Notre projet s’inscrit dans la discussion critique contemporaine par le biais de l’étude de terrain. À la manière d’explorateurs, nous avons réalisé plusieurs études de terrain comme des relevés photographiques, établi des cartographies et proposé des formes de typologie afin de constituer la base d’une discussion ouverte sur le sujet lors d’une série de parcours au mitage des territoires suisses et kosovars. L’étude parallèle et comparée de ces territoires permet de mettre en évidence plusieurs points. En prenant encore d’autres études de cas, notre vision et notre compréhension s’enrichissent, nos outils de lecture et d’action se multiplient aussi. 

Une fois revenus de nos explorations, nous avons voulu réunir les diversités des points de vue des habitants et des académiciens pour mieux comprendre le phénomène. Parallèlement, nous avons décidé de mener des entretiens filmés avec les figures les plus marquantes du domaine en Europe et aux États-Unis afin de créer ainsi notre propre bagage théorique. Nous avons ensuite compilé ces entretiens dans un documentaire. 

Cette urgence d’occupation du territoire a également engendré le phénomène d’inachèvement des maisons pourtant habitées qui révèle la précarité des populations. Finalement, les banlieues reflètent les attentes de la société, que ce soit pour la circulation, les transports, le rapport public/privé, l’implantation des maisons.

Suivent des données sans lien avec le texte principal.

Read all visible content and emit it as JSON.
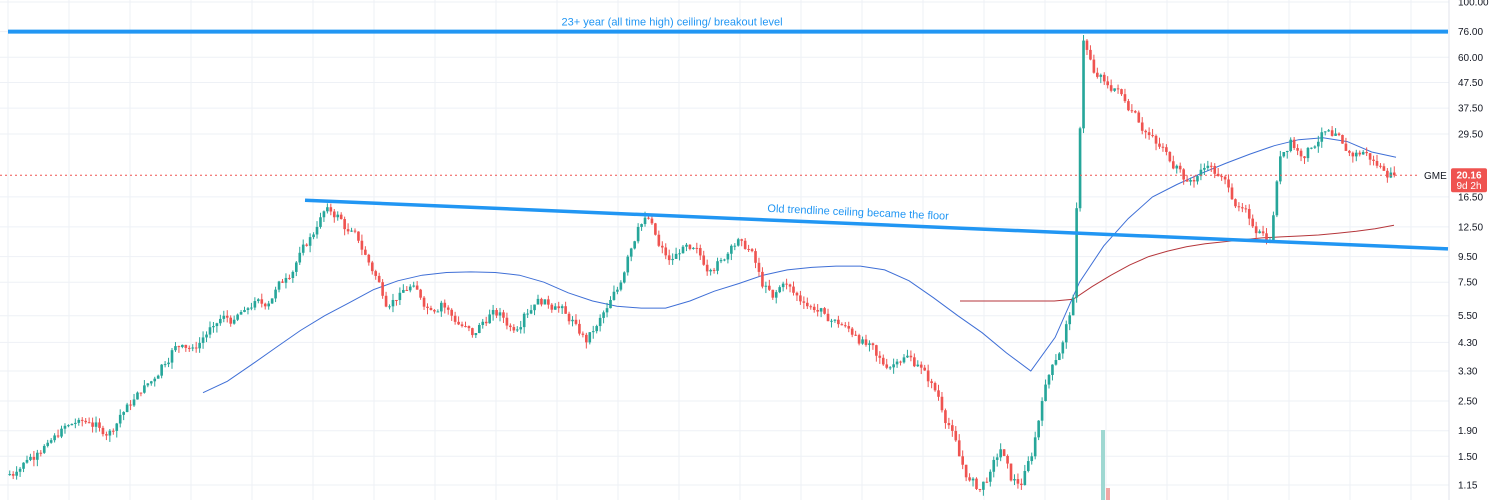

Notre premier intervenant, Aaron Betsky emprunte d’emblée la formule de Robert Venturi pour l’appliquer au contexte de l’étalement urbain: «the city and the urban environment is almost all right, the problem is the suburb»9. Ses propos forts marquent l’histoire de l’étalement urbain dont les architectes n’ont pas perçu la problématique liée à leurs développements opportunistes aux logiques monofonctionnelles. De nombreux spécialistes prennent ensuite la parole et petit à petit, des propositions concrètes émergent de la discussion.

Quelle résonance Parallel Sprawl a-t-il eu dans votre pratique d’architecte? 
Pour cette recherche et nos explorations, nous avons également créé une plateforme sur ce parallélisme en intégrant une communauté de praticiens et chercheurs opérant dans d’autres périphéries. Grâce à Futur Architecture Platform, nous avons eu l’occasion de voyager et de discuter encore plus largement avec des spécialistes de Tallinn (Estonie), de Graz (Autriche), d’Austin (Texas) et de Guadalajara (Mexique) à la recherche de solutions. Nous avons aussi organisé des workshops à l’Université de Pristina, réalisé des expositions. Nous poursuivons ainsi la visibilité de ce projet. 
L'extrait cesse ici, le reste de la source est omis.